Cross validation is a validation technique used to evaluate the generalizability of results. In prediction problems, it is common to first train the model using a training dataset and then test it using a dataset that is completely independent of the training dataset to evaluate the performance of the model in actual operation. Among these methods, k-fold cross-validation is a commonly used technique.

In k-fold cross-validation, the original data set is randomly divided into k equal-sized subsamples.

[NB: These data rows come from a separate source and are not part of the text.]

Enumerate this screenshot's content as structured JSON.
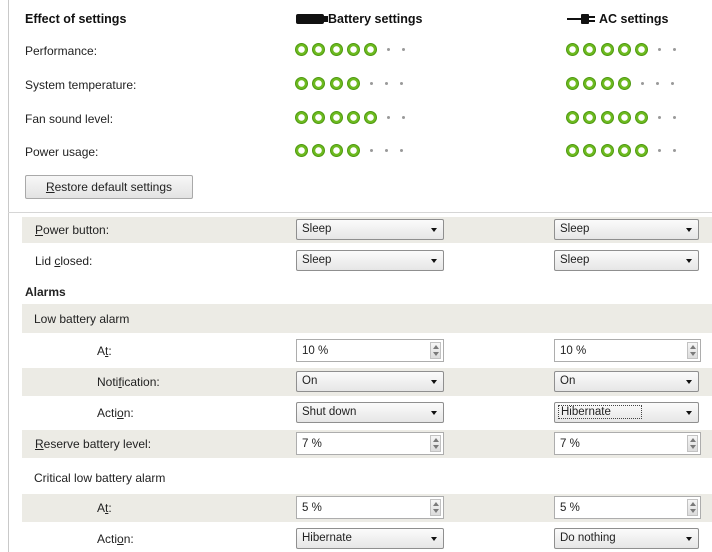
{
  "header": {
    "effect_title": "Effect of settings",
    "battery_title": "Battery settings",
    "ac_title": "AC settings",
    "battery_icon": "battery-icon",
    "ac_icon": "plug-icon"
  },
  "effects": [
    {
      "label": "Performance:",
      "battery": {
        "filled": 5,
        "total": 7
      },
      "ac": {
        "filled": 5,
        "total": 7
      }
    },
    {
      "label": "System temperature:",
      "battery": {
        "filled": 4,
        "total": 7
      },
      "ac": {
        "filled": 4,
        "total": 7
      }
    },
    {
      "label": "Fan sound level:",
      "battery": {
        "filled": 5,
        "total": 7
      },
      "ac": {
        "filled": 5,
        "total": 7
      }
    },
    {
      "label": "Power usage:",
      "battery": {
        "filled": 4,
        "total": 7
      },
      "ac": {
        "filled": 5,
        "total": 7
      }
    }
  ],
  "colors": {
    "dot_green": "#6dba1f",
    "row_shade": "#ecebe5"
  },
  "restore_button": {
    "prefix": "",
    "mnemonic": "R",
    "rest": "estore default settings"
  },
  "power_button": {
    "mnemonic": "P",
    "rest": "ower button:",
    "battery": "Sleep",
    "ac": "Sleep"
  },
  "lid_closed": {
    "prefix": "Lid ",
    "mnemonic": "c",
    "rest": "losed:",
    "battery": "Sleep",
    "ac": "Sleep"
  },
  "alarms": {
    "title": "Alarms",
    "low": {
      "title": "Low battery alarm",
      "at": {
        "prefix": "A",
        "mnemonic": "t",
        "rest": ":",
        "battery": "10 %",
        "ac": "10 %"
      },
      "notification": {
        "prefix": "Noti",
        "mnemonic": "f",
        "rest": "ication:",
        "battery": "On",
        "ac": "On"
      },
      "action": {
        "prefix": "Acti",
        "mnemonic": "o",
        "rest": "n:",
        "battery": "Shut down",
        "ac": "Hibernate"
      }
    },
    "reserve": {
      "mnemonic": "R",
      "rest": "eserve battery level:",
      "battery": "7 %",
      "ac": "7 %"
    },
    "critical": {
      "title": "Critical low battery alarm",
      "at": {
        "prefix": "A",
        "mnemonic": "t",
        "rest": ":",
        "battery": "5 %",
        "ac": "5 %"
      },
      "action": {
        "prefix": "Acti",
        "mnemonic": "o",
        "rest": "n:",
        "battery": "Hibernate",
        "ac": "Do nothing"
      }
    }
  }
}
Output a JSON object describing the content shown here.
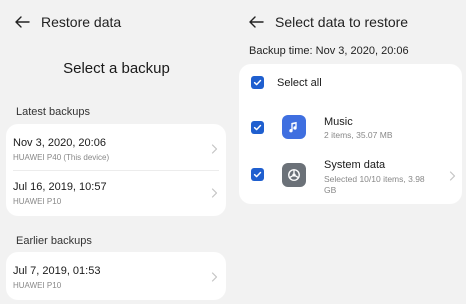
{
  "left": {
    "title": "Restore data",
    "heading": "Select a backup",
    "latest_label": "Latest backups",
    "latest": [
      {
        "date": "Nov 3, 2020, 20:06",
        "device": "HUAWEI P40 (This device)"
      },
      {
        "date": "Jul 16, 2019, 10:57",
        "device": "HUAWEI P10"
      }
    ],
    "earlier_label": "Earlier backups",
    "earlier": [
      {
        "date": "Jul 7, 2019, 01:53",
        "device": "HUAWEI P10"
      }
    ]
  },
  "right": {
    "title": "Select data to restore",
    "backup_time": "Backup time: Nov 3, 2020, 20:06",
    "select_all_label": "Select all",
    "items": [
      {
        "name": "Music",
        "detail": "2 items, 35.07 MB",
        "icon": "music-note-icon",
        "color": "#3f6fe0"
      },
      {
        "name": "System data",
        "detail": "Selected 10/10 items, 3.98 GB",
        "icon": "settings-gear-icon",
        "color": "#6b7178"
      }
    ]
  },
  "colors": {
    "accent": "#1f5fcf",
    "background": "#f2f2f2",
    "card": "#ffffff"
  }
}
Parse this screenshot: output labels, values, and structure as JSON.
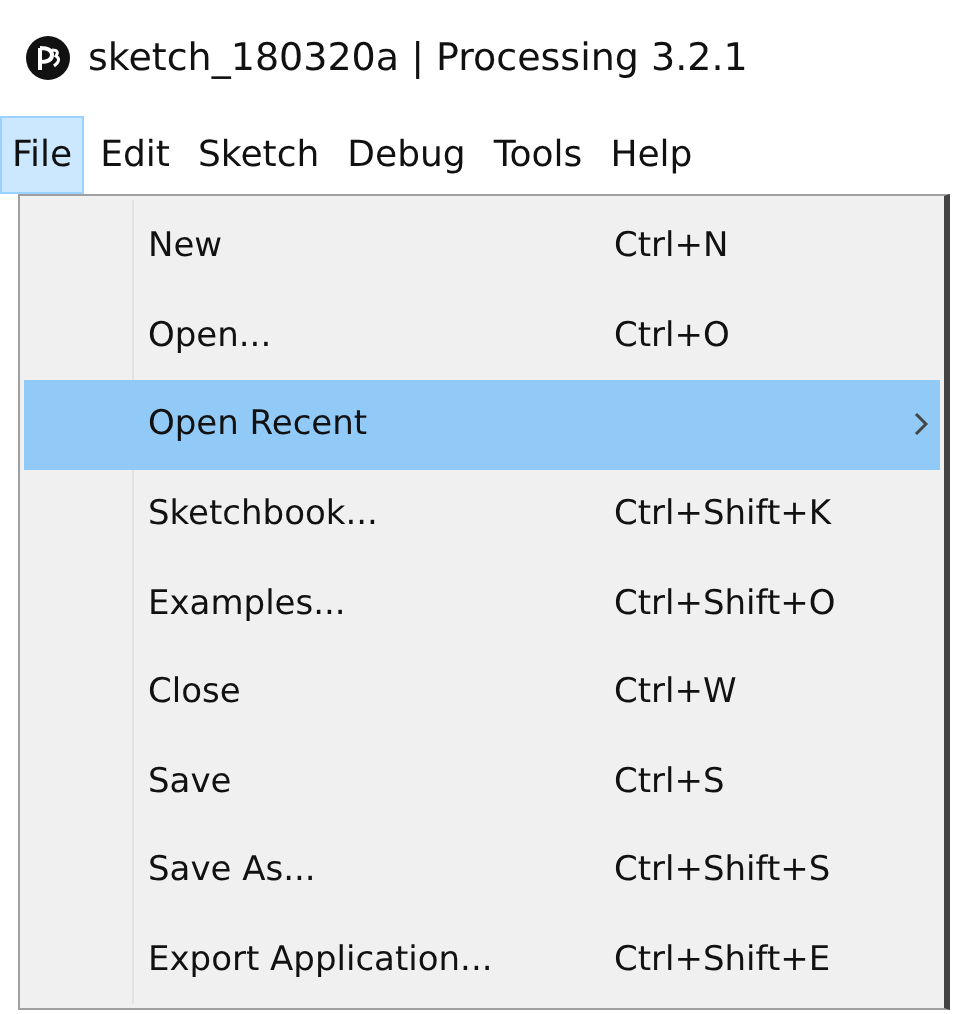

Among k subsamples, one subsample is selected as test data at a time, and the remaining k-1 subsamples are used as training data. This process is repeated k times, ensuring that each subsample is used as test data once. Ultimately, these k results can be averaged to get a single estimate of model performance. A significant advantage of this approach is that all data are used for training and validation, and each data is used only once for validation, thus providing a stable and reliable assessment of model performance.